Subject: Re: Bzip versus Gzip
To: None <netbsd-users@netbsd.org>
From: Peter I. Hansen <pih@xbase.dk>
List: netbsd-users
Date: 07/07/2005 12:02:47
Martijn van Buul wrote:
> [Hmm, I didn't recall mailing this to the list, but that's ok]
> 
> It occurred to me that Peter I. Hansen wrote in gmane.os.netbsd.general:
> 
>>Martijn van Buul wrote:
>>
>>>On Tue, Jul 05, 2005 at 10:24:37PM +0200, Peter I. Hansen wrote:
>>> 
>>>
>>>
>>>>But, if you want to save space and bandwidth, like Zafer, bzip 
>>>>is the way to go.
>>>
>>>
>>>Actually, it's not. If you *really* don't care about the amount of CPU
>>>cycles spent on compressing/decompressing, you could always try p7zip; 
>>>it's in archivers/p7zip in pkgsrc.
>>>
>>>Compressing the same testfile takes a staggering 5 minutes 41 seconds,
>>>but it compresses it down to 40MB - 24% of the original. *THAT* is what
>>>I call a considerable improvement over gzip. And the best part has yet
>>>to come: Extraction takes only 15 seconds. Still a lot more than gzip, but
>>>considerably less than bzip2!
>>>
>>
>>That's quite good. So, If I read your numbers correct, the p7zip
>>compression saves us 24 Mb at the expense of 8.8 seconds in
>>extra decompression time.
> 
> 
> well, "at a factor 3 more expansion time" would be more correct. And, I
> compressed only binaries, while there's also text- and configuration 
> files which might skew things a bit. And the extra burden during build
> is considerable, too, even more than bzip2.
> 

I tested with pkgsrc.tar . With p7zip versus gzip I save around 
7 Mb. The decompression time for gzip is 18 seconds on my 400 
MHz Pentium  II, and for p7zip 33 seconds. I would gladly 
sacrifice this cpu time in favor of the smaller download.
But thats just me.

> 
>>I have no idea what the average cpu is like, but I think using
>>that kind of compression for distribiting packages makes sense
>>in terms of bandwidth consideration.
> 
> 
> Unfortunately, p7zip uses a horrible commandline interface, totally
> unlike bzip2/gzip.

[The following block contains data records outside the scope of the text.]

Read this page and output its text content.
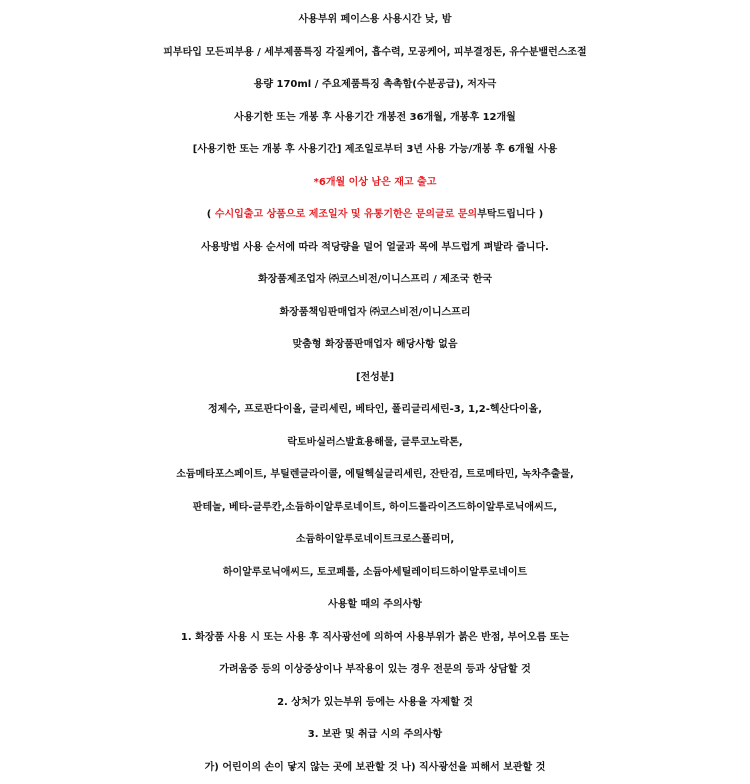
사용부위 페이스용 사용시간 낮, 밤
피부타입 모든피부용 / 세부제품특징 각질케어, 흡수력, 모공케어, 피부결정돈, 유수분밸런스조절
용량 170ml / 주요제품특징 촉촉함(수분공급), 저자극
사용기한 또는 개봉 후 사용기간 개봉전 36개월, 개봉후 12개월
[사용기한 또는 개봉 후 사용기간] 제조일로부터 3년 사용 가능/개봉 후 6개월 사용
*6개월 이상 남은 재고 출고
( 수시입출고 상품으로 제조일자 및 유통기한은 문의글로 문의부탁드립니다 )
사용방법 사용 순서에 따라 적당량을 덜어 얼굴과 목에 부드럽게 펴발라 줍니다.
화장품제조업자 ㈜코스비전/이니스프리 / 제조국 한국
화장품책임판매업자 ㈜코스비전/이니스프리
맞춤형 화장품판매업자 해당사항 없음
[전성분]
정제수, 프로판다이올, 글리세린, 베타인, 폴리글리세린-3, 1,2-헥산다이올,
락토바실러스발효용해물, 글루코노락톤,
소듐메타포스페이트, 부틸렌글라이콜, 에틸헥실글리세린, 잔탄검, 트로메타민, 녹차추출물,
판테놀, 베타-글루칸,소듐하이알루로네이트, 하이드롤라이즈드하이알루로닉애씨드,
소듐하이알루로네이트크로스폴리머,
하이알루로닉애씨드, 토코페롤, 소듐아세틸레이티드하이알루로네이트
사용할 때의 주의사항
1. 화장품 사용 시 또는 사용 후 직사광선에 의하여 사용부위가 붉은 반점, 부어오름 또는
가려움증 등의 이상증상이나 부작용이 있는 경우 전문의 등과 상담할 것
2. 상처가 있는부위 등에는 사용을 자제할 것
3. 보관 및 취급 시의 주의사항
가) 어린이의 손이 닿지 않는 곳에 보관할 것 나) 직사광선을 피해서 보관할 것
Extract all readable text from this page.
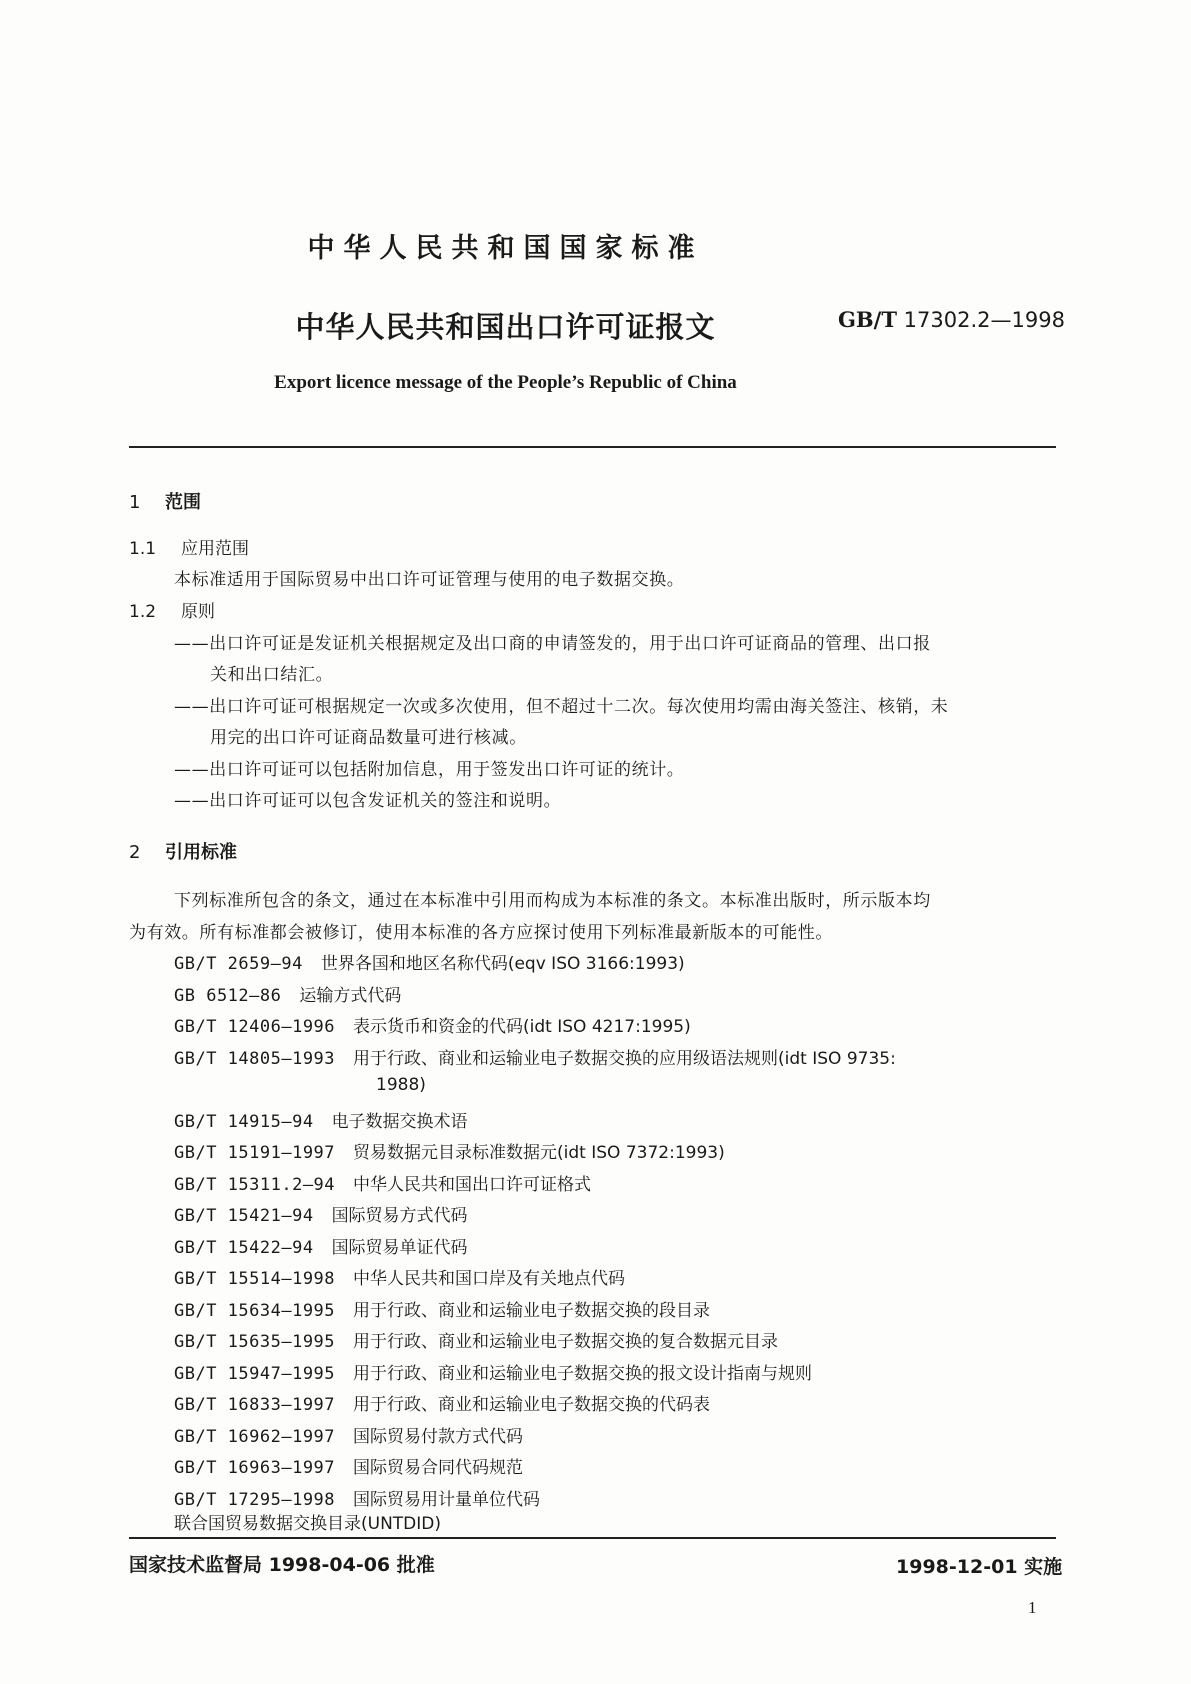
中华人民共和国国家标准
中华人民共和国出口许可证报文	GB/T 17302.2—1998
Export licence message of the People’s Republic of China
1 范围
1.1 应用范围
本标准适用于国际贸易中出口许可证管理与使用的电子数据交换。
1.2 原则
——出口许可证是发证机关根据规定及出口商的申请签发的，用于出口许可证商品的管理、出口报
关和出口结汇。
——出口许可证可根据规定一次或多次使用，但不超过十二次。每次使用均需由海关签注、核销，未
用完的出口许可证商品数量可进行核减。
——出口许可证可以包括附加信息，用于签发出口许可证的统计。
——出口许可证可以包含发证机关的签注和说明。
2 引用标准
下列标准所包含的条文，通过在本标准中引用而构成为本标准的条文。本标准出版时，所示版本均
为有效。所有标准都会被修订，使用本标准的各方应探讨使用下列标准最新版本的可能性。
GB/T 2659—94 世界各国和地区名称代码(eqv ISO 3166:1993)
GB 6512—86 运输方式代码
GB/T 12406—1996 表示货币和资金的代码(idt ISO 4217:1995)
GB/T 14805—1993 用于行政、商业和运输业电子数据交换的应用级语法规则(idt ISO 9735:
1988)
GB/T 14915—94 电子数据交换术语
GB/T 15191—1997 贸易数据元目录标准数据元(idt ISO 7372:1993)
GB/T 15311.2—94 中华人民共和国出口许可证格式
GB/T 15421—94 国际贸易方式代码
GB/T 15422—94 国际贸易单证代码
GB/T 15514—1998 中华人民共和国口岸及有关地点代码
GB/T 15634—1995 用于行政、商业和运输业电子数据交换的段目录
GB/T 15635—1995 用于行政、商业和运输业电子数据交换的复合数据元目录
GB/T 15947—1995 用于行政、商业和运输业电子数据交换的报文设计指南与规则
GB/T 16833—1997 用于行政、商业和运输业电子数据交换的代码表
GB/T 16962—1997 国际贸易付款方式代码
GB/T 16963—1997 国际贸易合同代码规范
GB/T 17295—1998 国际贸易用计量单位代码
联合国贸易数据交换目录(UNTDID)
国家技术监督局 1998-04-06 批准	1998-12-01 实施
1
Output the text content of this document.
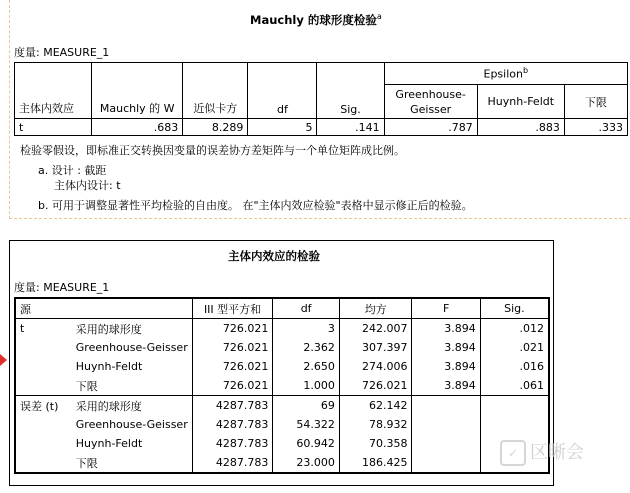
Mauchly 的球形度检验$^a$
度量: MEASURE_1
主体内效应	Mauchly 的 W	近似卡方	df	Sig.	Epsilon$^b$
					Greenhouse-Geisser	Huynh-Feldt	下限
t	.683	8.289	5	.141	.787	.883	.333
检验零假设，即标准正交转换因变量的误差协方差矩阵与一个单位矩阵成比例。
a. 设计 : 截距
主体内设计: t
b. 可用于调整显著性平均检验的自由度。 在"主体内效应检验"表格中显示修正后的检验。
主体内效应的检验
度量: MEASURE_1
源		III 型平方和	df	均方	F	Sig.
t	采用的球形度	726.021	3	242.007	3.894	.012
	Greenhouse-Geisser	726.021	2.362	307.397	3.894	.021
	Huynh-Feldt	726.021	2.650	274.006	3.894	.016
	下限	726.021	1.000	726.021	3.894	.061
误差 (t)	采用的球形度	4287.783	69	62.142		
	Greenhouse-Geisser	4287.783	54.322	78.932		
	Huynh-Feldt	4287.783	60.942	70.358		
	下限	4287.783	23.000	186.425		
✓ 区晰会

And I'm not convinced it's very portable.
> 

I totally agree with you on the interface, but I think that a 
small shell script could make it more gzip like.
On the portability I simply don't know...

> 
>>If cpu cycles is everything to you, I'm with you all the way on
>>gzip.
> 
> 
> I'm not saying it's *everything*. But it's certainly an argument, as
> far as I'm concerned.
> 

I think cpu time and bandwidth are both arguments. What's more 
important depends if you are the server or the user, and then 
again what kind of equipment you have.
If you serve files that are downloaded a lot, then maybe you 
prefer making these files smaller.
If you sit on a PII 400 MHz with a 100 Mbit connection, then 
gzip is nice.
If you are a home user with 256 Kbit DSL, download time matters.

Maybe disk space is cheap enough to serve both gz and 7z files 
so the user can chose? I have no idea :)